Leon Levițchi's corpus of English translations from Eminescu first appeared in 1978, one year after the death of another celebrated Eminescu translator, the teenaged Corneliu M. Popescu. In 1984, Cartea Românească put out a volume featuring Deicke and Popescu's versions, and renditions into seven other languages: French, by Mihail Bantaș; Spanish, by Omar Lara; Armenian, by H. Dj. Siruni; Russian, by Yuriy Kozhevnikov and I. Mirinski; Italian, by Mario De Micheli; Hungarian, by Jenő Kiss; and Portuguese, by Dan Caragea. New Italian renditions were also done by Marco Cugno (1989–1990) and Geo Vasile (2000).
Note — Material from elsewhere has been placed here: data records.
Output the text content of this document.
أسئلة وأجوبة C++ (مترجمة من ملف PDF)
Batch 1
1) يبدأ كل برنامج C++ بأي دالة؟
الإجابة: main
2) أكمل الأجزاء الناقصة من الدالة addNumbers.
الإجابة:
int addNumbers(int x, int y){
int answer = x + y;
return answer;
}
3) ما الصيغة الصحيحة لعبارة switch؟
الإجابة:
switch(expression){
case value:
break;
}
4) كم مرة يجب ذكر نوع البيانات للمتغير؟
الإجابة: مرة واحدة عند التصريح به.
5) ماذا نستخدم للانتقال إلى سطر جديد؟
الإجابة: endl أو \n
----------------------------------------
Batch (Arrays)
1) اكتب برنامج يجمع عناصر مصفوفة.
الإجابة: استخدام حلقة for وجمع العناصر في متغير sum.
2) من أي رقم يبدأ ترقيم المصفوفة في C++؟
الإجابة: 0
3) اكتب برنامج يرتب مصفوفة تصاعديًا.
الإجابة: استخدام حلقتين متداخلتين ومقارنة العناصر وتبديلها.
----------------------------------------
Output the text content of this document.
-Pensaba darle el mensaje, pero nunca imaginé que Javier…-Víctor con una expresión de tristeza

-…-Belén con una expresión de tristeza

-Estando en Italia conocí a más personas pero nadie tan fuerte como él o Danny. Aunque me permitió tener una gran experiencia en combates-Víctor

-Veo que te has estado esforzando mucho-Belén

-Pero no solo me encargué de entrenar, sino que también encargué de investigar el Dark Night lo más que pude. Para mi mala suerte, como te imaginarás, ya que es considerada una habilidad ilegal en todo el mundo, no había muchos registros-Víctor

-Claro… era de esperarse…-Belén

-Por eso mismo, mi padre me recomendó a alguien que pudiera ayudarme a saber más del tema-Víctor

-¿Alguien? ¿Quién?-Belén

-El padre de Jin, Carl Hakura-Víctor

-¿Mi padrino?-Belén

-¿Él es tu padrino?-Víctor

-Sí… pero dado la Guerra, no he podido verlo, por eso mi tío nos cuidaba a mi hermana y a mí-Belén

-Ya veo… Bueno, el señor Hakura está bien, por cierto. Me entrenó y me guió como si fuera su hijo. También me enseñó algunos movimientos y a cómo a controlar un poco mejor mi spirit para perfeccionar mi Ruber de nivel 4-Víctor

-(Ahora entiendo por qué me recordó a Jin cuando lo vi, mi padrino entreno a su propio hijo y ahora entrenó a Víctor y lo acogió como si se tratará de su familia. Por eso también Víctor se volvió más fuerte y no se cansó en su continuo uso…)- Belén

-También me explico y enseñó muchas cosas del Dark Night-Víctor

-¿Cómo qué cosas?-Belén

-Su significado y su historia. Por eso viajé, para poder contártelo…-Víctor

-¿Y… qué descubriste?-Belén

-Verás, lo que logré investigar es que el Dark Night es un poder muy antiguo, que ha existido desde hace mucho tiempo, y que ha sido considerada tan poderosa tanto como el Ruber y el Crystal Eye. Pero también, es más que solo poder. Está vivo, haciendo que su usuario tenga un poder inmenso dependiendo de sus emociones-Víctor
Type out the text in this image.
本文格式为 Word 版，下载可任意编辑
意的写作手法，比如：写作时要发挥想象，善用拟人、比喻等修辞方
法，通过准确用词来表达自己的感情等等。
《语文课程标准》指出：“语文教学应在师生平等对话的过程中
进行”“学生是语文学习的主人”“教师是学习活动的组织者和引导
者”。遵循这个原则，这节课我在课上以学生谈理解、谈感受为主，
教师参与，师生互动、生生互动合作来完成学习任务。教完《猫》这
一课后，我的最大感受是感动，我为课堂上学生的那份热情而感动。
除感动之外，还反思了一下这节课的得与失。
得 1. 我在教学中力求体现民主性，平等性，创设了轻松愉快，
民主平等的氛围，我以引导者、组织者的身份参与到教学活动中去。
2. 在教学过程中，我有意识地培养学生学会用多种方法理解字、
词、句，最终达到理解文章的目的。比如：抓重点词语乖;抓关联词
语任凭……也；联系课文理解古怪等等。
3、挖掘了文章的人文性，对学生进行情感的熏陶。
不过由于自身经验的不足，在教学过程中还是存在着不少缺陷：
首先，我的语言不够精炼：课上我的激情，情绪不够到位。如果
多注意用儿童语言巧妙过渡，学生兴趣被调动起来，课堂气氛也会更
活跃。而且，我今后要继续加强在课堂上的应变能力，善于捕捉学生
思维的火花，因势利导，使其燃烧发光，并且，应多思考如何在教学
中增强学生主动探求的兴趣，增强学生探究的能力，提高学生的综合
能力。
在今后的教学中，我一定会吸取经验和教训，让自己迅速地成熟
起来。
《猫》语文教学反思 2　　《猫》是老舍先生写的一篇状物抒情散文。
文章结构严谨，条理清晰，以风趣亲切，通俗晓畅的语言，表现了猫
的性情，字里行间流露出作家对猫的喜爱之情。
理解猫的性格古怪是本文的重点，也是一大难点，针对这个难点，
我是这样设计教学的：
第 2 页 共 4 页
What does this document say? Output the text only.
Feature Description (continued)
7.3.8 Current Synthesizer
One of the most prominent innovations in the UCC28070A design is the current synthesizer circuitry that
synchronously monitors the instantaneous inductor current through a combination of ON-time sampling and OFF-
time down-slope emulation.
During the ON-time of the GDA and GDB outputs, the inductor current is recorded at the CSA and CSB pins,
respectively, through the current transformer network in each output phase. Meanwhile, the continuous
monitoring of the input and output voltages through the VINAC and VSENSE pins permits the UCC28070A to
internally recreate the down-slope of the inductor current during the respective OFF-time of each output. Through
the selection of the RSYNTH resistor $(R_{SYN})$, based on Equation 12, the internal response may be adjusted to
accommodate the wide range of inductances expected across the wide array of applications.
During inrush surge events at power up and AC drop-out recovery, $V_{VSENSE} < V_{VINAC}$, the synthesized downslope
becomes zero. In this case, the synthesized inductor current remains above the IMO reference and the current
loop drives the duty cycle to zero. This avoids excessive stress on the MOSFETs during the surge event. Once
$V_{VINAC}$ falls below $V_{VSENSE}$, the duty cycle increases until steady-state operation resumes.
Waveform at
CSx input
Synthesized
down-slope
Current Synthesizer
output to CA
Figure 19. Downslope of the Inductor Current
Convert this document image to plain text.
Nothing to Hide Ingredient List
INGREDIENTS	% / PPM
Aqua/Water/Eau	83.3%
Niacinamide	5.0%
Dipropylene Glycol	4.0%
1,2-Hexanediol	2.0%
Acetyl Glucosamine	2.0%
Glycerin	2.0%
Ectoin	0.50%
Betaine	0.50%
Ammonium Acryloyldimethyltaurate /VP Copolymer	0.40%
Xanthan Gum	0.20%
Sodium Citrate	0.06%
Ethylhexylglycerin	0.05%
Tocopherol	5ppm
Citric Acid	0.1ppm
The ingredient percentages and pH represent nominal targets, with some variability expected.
There are also several versions of the poem in Serbo-Croatian, including one by Mate Maras (1998). Another English version, the work of Josef Johann Soltesz, was printed in 2004, followed by Tomy Sigler's Hebrew (2008) and Todur Zanet's Gagauz (2013), then by Miroslava Metleaeva's new Russian and Güner Akmolla's Crimean Tatar (both 2015). The project of translating into French was again taken up in the 2010s, with Jean-Louis Courriol authoring a celebrated adaptation. Courriol has nevertheless avoided including it in French anthologies, arguing that Luceafărul was no longer relevant or understandable.